Cumpria, pois, estivessem descritas, com todas suas circunstâncias, as eventuais ações ou omissões que, praticadas, pessoal, consciente e finalisticamente, pelo primeiro réu, na específica qualidade de administrador das empresas, se amoldariam aos tipos penais. Ou, de forma mais descongestionada, cumpria à denúncia responder à seguinte questão: “o que fez ou deixou de fazer, por exemplo,S?”
Da sua leitura, nada se sabe, senão apenas que era SÓCIO de uma delas, a qual teria perpetrado ações criminosas contra o sistema tributário estadual, sem que se logre entrever ou vislumbrar sequer a razão jurídica que teria levado o acusador a creditar ao ora paciente a autoria dos supostos crimes.
Vejamos o que, no presente caso, consta da denúncia (fls. 2/3):
“Consta do referido Expediente Apuratório, que os denunciados, na administração da empresa, no período de agosto de 2002 a novembro de 2003, em concurso e de forma continuada, fraudaram a administração tributária, inserindo elementos inexatos nos livros obrigatórios, escudando-se em documentos falsos e inexatos, reduzindo com tal expediente a carga tributária devida a título de ICMS — Imposto Sobre Operações Relativas à Circulação de Mercadorias.
Tal prática restou aperfeiçoada mediante a simulação de operações comerciais envolvendo empresas com atividades encerradas, através da utilização de 78 (setenta e oito) notas fiscais falsas e inexatas (conforme relacionadas às fls. 15/18) que não correspondiam à efetiva entrada de mercadorias e, em seguida, registravam as operações correspondentes nos livros obrigatórios (fls. 183/204)

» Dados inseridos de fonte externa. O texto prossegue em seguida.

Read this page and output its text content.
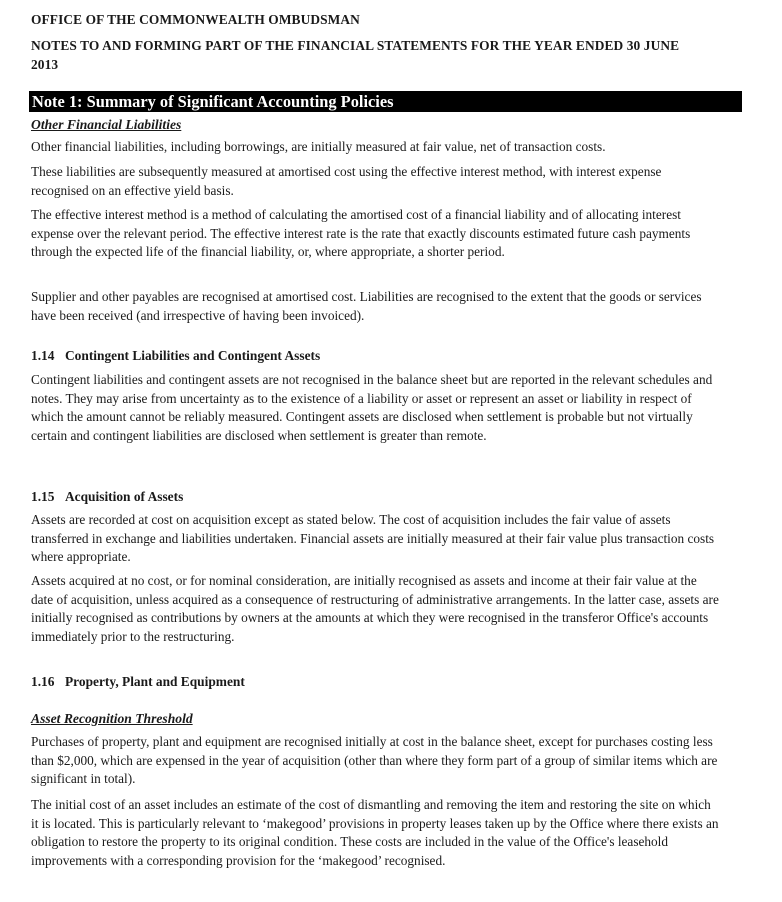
OFFICE OF THE COMMONWEALTH OMBUDSMAN
NOTES TO AND FORMING PART OF THE FINANCIAL STATEMENTS FOR THE YEAR ENDED 30 JUNE
2013
Note 1: Summary of Significant Accounting Policies
Other Financial Liabilities
Other financial liabilities, including borrowings, are initially measured at fair value, net of transaction costs.
These liabilities are subsequently measured at amortised cost using the effective interest method, with interest expense recognised on an effective yield basis.
The effective interest method is a method of calculating the amortised cost of a financial liability and of allocating interest expense over the relevant period. The effective interest rate is the rate that exactly discounts estimated future cash payments through the expected life of the financial liability, or, where appropriate, a shorter period.
Supplier and other payables are recognised at amortised cost. Liabilities are recognised to the extent that the goods or services have been received (and irrespective of having been invoiced).
1.14 Contingent Liabilities and Contingent Assets
Contingent liabilities and contingent assets are not recognised in the balance sheet but are reported in the relevant schedules and notes. They may arise from uncertainty as to the existence of a liability or asset or represent an asset or liability in respect of which the amount cannot be reliably measured. Contingent assets are disclosed when settlement is probable but not virtually certain and contingent liabilities are disclosed when settlement is greater than remote.
1.15 Acquisition of Assets
Assets are recorded at cost on acquisition except as stated below. The cost of acquisition includes the fair value of assets transferred in exchange and liabilities undertaken. Financial assets are initially measured at their fair value plus transaction costs where appropriate.
Assets acquired at no cost, or for nominal consideration, are initially recognised as assets and income at their fair value at the date of acquisition, unless acquired as a consequence of restructuring of administrative arrangements. In the latter case, assets are initially recognised as contributions by owners at the amounts at which they were recognised in the transferor Office's accounts immediately prior to the restructuring.
1.16 Property, Plant and Equipment
Asset Recognition Threshold
Purchases of property, plant and equipment are recognised initially at cost in the balance sheet, except for purchases costing less than $2,000, which are expensed in the year of acquisition (other than where they form part of a group of similar items which are significant in total).
The initial cost of an asset includes an estimate of the cost of dismantling and removing the item and restoring the site on which it is located. This is particularly relevant to ‘makegood’ provisions in property leases taken up by the Office where there exists an obligation to restore the property to its original condition. These costs are included in the value of the Office's leasehold improvements with a corresponding provision for the ‘makegood’ recognised.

Constatou-se que os denunciados utilizaram-se das notas fiscais n.°s 055374, 055375, 055376, 055377, supostamente emitidas pela empresa F.F.I. Importação e Exportação Ltda., das notas fiscais n.°s 021583, 021584, 021588, 021592, 021892, 021900, 021905, 021908, 021913, 021952, 021962, 021968, 021976, 021982, 021998, 022101, 022107, 022112, 022117, 022123, 022152, 022156, 022163, supostamente emitidas pela empresa., das notas fiscais n.°s 001970, 002032, 002060, 002075, supostamente emitidas pela empresa Comércio de Produtos Alimentícios Ltda., das notas fiscais n.°s 002748, 002761, 002797, 002817, 002832, 002849, 002863, 002930, 002936, 002944, 002951, 002958, 002962, 002967, 002975, 002990, 002996, 003011, 003023, 003049, 003108, 003171, 003287, 003300, 003325, 003357, 003366, 003396, 003399, 003412, 003443, 003444, 003453, 003455, 003470, 003478, 003529, 003644, 003737, supostamente emitidas pela empresa Ltda.., das notas fiscais n.°s 002938, 002946, 002963, 002971, 002984, supostamente emitidas pela empresa Brascom Brasil Comércio Ltda.
Assim, a utilização indevida dos créditos de ICMS sem a correspondente operação tributável — circulação de mercadorias —, resultou na redução do imposto estadual nos períodos assinalados, bem corno dos acessórios, no valor de R| 1.608.939,41 (um milhão, seiscentos e oito mil, novecentos e trinta e nove reaís e quarenta e um centavos), atualizado até 23.06.2005, conforme documento de fls. 08.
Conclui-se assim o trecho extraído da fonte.